The films themselves fly in from Norway and New Zealand, China and Cameroon, Iceland and Iran, Austria and Australia. There are some films made by or with stars in them, like last year's, "The Red Sneakers," directed by the late Gregory Hines, about a magical pair of battered basketball shoes that come to the aid of an aspiring young athelete. And this year, Jane Seymour will be screening her new film for young people, Touching Wild Horses.
For the most part, these are films that you will never see in our multiplexes or on American television because they aren't backed by huge publicity budgets and driven by the entertainment engines that affect so much of what our children see. Instead, the films in Chicago reflect the guiding purposes of the Festival -- to "[present] the best in children's media and [advocate] positive programming for children: humanistic, non-exploitative, culturally diverse, and non-violent work that not only features children in leading roles, but tells their stories and addresses their issues."

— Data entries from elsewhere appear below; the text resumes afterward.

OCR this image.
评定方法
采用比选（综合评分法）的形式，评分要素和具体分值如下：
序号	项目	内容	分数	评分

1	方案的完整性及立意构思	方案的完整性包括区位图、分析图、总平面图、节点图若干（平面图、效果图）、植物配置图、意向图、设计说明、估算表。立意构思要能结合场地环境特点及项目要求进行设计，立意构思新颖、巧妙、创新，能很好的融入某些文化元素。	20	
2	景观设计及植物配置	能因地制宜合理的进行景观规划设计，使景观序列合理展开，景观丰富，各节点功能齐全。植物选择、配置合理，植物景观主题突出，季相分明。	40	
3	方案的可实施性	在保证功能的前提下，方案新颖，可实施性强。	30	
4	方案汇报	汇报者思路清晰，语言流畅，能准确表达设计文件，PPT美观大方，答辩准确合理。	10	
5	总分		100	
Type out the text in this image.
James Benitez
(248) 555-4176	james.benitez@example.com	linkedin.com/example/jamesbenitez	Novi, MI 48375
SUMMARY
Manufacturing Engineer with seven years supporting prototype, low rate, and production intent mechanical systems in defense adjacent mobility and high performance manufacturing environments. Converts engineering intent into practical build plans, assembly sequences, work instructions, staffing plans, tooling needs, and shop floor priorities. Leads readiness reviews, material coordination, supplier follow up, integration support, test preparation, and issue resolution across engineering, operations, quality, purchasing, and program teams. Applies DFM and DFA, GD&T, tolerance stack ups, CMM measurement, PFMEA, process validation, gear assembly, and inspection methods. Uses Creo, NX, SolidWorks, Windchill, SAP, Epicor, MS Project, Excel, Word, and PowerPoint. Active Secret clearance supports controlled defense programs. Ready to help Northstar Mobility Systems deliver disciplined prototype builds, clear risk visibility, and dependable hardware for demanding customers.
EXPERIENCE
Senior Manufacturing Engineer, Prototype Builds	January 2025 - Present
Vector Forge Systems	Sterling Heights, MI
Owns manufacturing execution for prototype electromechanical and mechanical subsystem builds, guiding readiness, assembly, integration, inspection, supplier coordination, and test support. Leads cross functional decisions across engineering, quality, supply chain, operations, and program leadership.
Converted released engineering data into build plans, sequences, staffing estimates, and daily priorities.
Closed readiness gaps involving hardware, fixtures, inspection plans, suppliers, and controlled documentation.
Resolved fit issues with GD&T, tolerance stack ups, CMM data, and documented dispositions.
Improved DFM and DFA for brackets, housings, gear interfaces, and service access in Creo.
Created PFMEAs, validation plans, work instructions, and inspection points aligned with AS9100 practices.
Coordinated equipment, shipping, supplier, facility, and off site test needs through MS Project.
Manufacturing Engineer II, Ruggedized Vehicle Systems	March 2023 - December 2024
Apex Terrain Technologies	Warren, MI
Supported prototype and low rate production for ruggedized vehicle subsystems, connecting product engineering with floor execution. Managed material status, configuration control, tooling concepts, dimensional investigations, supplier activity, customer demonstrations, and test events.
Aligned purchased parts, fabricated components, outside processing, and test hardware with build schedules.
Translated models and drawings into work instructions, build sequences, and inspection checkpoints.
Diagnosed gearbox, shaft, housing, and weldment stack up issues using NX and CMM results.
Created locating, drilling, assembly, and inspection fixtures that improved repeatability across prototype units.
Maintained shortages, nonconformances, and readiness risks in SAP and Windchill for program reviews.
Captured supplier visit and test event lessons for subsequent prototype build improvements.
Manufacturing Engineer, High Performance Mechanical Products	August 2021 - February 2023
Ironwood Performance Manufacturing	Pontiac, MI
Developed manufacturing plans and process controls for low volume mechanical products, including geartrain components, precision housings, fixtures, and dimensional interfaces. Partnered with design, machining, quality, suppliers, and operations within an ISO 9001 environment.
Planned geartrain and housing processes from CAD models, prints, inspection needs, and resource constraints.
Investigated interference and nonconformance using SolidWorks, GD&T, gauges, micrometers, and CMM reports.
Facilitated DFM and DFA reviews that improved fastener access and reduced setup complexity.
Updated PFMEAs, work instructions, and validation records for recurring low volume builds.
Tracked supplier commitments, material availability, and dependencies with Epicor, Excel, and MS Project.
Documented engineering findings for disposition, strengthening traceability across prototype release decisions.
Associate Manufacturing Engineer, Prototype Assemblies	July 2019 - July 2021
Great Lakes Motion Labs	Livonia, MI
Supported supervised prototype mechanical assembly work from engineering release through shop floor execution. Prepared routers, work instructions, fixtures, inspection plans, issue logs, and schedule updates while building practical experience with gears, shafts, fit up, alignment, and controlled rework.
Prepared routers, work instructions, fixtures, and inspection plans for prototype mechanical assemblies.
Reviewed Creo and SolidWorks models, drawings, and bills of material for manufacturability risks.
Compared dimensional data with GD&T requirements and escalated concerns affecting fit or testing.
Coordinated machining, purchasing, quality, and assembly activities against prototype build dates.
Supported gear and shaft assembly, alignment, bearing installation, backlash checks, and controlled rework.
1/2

The festival also sponsors a number of workshops for aspiring filmmakers, during festival times and throughout the year. Indeed, one of the intentions of the festival is to provide guidance that isn't generally offered to young people today by encouraging children to watch what's on the screen with a critical eye. To this end, children play a key role in the juries that select the films that are shown at the festival, and, independent of the adult judges, give a series of their own prizes to the films that speak to them -- like last year's hysterically funny film from the UK, "Hamilton Mattress," about an aardvark who finds his true calling as a drummer in a salsa band. This a week full of surprises and wonders. So if you can, just let the wind take you and your family to the windy city.